Three drugs are better than one
Targeting parallel pathways can potentially create better cancer therapies.
Cancer treatment is rapidly undergoing a shift toward “targeted” drugs, which are designed to act on specific molecules that drive cancer or modulate its growth and metastasis. But these drugs have not all lived up to their original promise; they often only temporarily fend off disease.
One such drug is vemurafenib. It targets a molecule found in more than half of melanoma cancers, a mutant form of the protein B-RAF, which fuels cancer by instructing cells to divide. Vemurafenib inhibits mutant B-RAF, and it can have dramatic effects in melanoma patients, shrinking tumors throughout the body. But the effects of vemurafenib are transient. Tumors invariably roar back, often within several months. Xin Lu, director of Ludwig Oxford, is working on a solution to this issue: combination therapy.
“If we could target a parallel pathway we could potentially create a better therapy,” says Lu. She is conducting experiments combining vemurafenib with drugs targeted to a parallel pathway involving p53, a molecule that puts the brakes on tumors. p53 is nonfunctional in many tumors, including about 90 percent of melanomas. Lu’s approach is to “wake up” p53 with experimental drugs, enabling it to arrest cancer.
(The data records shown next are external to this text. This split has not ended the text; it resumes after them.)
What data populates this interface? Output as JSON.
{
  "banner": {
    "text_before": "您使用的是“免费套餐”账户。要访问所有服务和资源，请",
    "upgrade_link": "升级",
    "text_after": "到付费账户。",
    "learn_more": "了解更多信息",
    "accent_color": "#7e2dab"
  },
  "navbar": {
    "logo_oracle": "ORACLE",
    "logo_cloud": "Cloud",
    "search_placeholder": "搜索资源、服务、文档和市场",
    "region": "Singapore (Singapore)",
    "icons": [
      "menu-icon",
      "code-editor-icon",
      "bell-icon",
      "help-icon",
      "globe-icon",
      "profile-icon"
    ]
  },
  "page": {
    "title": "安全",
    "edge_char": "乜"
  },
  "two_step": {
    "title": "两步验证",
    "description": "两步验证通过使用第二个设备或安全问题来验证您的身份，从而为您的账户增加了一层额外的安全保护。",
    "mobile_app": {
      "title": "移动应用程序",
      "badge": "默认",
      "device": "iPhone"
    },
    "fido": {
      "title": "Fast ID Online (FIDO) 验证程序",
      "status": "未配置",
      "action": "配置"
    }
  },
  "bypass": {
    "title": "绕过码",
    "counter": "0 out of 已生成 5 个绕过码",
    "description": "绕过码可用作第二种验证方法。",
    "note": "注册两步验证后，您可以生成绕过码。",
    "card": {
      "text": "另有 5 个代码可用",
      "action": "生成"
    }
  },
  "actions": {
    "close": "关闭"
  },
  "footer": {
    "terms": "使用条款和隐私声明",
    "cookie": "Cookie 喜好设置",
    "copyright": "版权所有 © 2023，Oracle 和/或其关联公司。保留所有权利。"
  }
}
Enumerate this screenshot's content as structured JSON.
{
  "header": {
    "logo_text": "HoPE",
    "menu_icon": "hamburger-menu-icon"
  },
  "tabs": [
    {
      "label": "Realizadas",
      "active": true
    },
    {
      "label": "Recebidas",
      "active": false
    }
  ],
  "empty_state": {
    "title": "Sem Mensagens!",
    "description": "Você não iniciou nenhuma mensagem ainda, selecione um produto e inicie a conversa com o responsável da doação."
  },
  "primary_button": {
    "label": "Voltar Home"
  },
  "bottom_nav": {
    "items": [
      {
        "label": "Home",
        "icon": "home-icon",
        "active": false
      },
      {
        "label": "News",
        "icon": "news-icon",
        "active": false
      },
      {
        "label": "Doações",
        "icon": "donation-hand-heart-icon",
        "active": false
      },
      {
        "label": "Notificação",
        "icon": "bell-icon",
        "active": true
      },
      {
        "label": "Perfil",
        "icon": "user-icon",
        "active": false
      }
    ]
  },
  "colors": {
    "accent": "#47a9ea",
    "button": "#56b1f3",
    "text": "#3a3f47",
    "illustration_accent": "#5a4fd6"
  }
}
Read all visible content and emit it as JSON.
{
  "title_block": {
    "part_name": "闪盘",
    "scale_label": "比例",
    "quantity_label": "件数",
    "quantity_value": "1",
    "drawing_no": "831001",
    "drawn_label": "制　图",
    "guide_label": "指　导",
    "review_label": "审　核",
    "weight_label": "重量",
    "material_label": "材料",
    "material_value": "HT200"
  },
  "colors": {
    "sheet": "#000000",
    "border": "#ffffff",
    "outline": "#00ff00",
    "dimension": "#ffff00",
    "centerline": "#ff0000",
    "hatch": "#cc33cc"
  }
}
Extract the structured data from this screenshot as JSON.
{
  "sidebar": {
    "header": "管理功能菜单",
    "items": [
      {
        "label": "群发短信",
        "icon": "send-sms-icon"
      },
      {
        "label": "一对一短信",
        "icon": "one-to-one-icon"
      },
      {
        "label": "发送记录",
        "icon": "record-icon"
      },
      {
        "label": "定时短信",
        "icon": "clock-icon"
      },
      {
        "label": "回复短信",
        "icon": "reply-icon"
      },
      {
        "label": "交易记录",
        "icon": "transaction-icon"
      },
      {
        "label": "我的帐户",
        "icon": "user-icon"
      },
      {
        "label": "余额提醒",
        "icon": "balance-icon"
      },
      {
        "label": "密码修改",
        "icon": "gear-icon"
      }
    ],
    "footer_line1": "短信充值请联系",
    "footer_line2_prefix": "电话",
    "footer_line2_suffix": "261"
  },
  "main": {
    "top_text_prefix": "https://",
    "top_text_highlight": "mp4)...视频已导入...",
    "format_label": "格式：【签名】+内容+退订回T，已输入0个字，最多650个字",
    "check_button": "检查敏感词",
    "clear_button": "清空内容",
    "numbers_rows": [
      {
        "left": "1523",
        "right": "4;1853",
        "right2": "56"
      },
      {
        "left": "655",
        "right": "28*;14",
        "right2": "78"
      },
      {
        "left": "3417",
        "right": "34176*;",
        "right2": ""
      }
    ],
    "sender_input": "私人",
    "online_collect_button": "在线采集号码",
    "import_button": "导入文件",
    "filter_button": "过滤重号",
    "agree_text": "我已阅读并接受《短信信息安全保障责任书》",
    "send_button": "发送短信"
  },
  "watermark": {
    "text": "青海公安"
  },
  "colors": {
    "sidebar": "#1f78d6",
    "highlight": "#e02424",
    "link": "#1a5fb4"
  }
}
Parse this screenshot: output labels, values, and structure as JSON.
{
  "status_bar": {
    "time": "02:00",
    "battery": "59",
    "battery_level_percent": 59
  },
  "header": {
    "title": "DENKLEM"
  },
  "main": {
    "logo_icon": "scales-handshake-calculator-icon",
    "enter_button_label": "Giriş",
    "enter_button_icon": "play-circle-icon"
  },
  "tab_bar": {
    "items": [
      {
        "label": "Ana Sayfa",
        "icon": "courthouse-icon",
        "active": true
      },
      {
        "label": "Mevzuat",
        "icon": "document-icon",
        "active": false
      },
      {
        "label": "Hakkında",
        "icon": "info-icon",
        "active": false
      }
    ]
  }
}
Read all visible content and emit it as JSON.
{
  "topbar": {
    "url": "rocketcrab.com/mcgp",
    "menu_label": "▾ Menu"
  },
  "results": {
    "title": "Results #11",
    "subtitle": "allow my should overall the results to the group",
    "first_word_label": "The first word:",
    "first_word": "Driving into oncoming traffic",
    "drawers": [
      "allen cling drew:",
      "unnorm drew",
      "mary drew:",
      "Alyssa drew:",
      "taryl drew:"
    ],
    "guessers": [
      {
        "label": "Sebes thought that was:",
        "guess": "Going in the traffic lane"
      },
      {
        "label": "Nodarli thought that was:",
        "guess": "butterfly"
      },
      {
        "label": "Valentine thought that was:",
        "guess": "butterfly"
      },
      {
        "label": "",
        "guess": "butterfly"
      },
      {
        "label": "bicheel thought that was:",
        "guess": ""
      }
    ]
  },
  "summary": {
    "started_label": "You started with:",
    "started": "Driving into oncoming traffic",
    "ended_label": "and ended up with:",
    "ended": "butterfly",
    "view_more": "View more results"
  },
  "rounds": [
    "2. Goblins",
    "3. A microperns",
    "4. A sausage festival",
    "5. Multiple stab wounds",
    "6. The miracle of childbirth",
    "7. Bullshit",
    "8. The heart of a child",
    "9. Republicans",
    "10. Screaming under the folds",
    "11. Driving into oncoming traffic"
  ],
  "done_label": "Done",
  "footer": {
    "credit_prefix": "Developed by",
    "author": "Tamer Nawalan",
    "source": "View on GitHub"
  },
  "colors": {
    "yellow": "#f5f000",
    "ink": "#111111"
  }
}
Although experimental drugs to reactivate p53 have been developed previously, they are not as effective as researchers had hoped. Lu went back to the laboratory bench to identify molecular regulators of p53 and find new ways to target this molecule. After years of research, she landed on a protein called iASPP that binds to p53 and modulates its actions. She and her colleagues then developed a drug-like agent that targets iASPP and wakes up p53. The new agent comes with an added bonus: it synergizes with a previously developed drug that targets p53. Together, the two agents activate p53 more powerfully than either one alone.
The researchers tested these two p53-activating agents in combination with vemurafinib. They observed that the triple combination had a strong effect, killing melanoma cells in culture and resulting in sustained tumor shrinkage in mice. The findings, published in Cancer Cell, have implications beyond melanoma. The two p53-activating agents, for instance, could be used in combination with other targeted drugs.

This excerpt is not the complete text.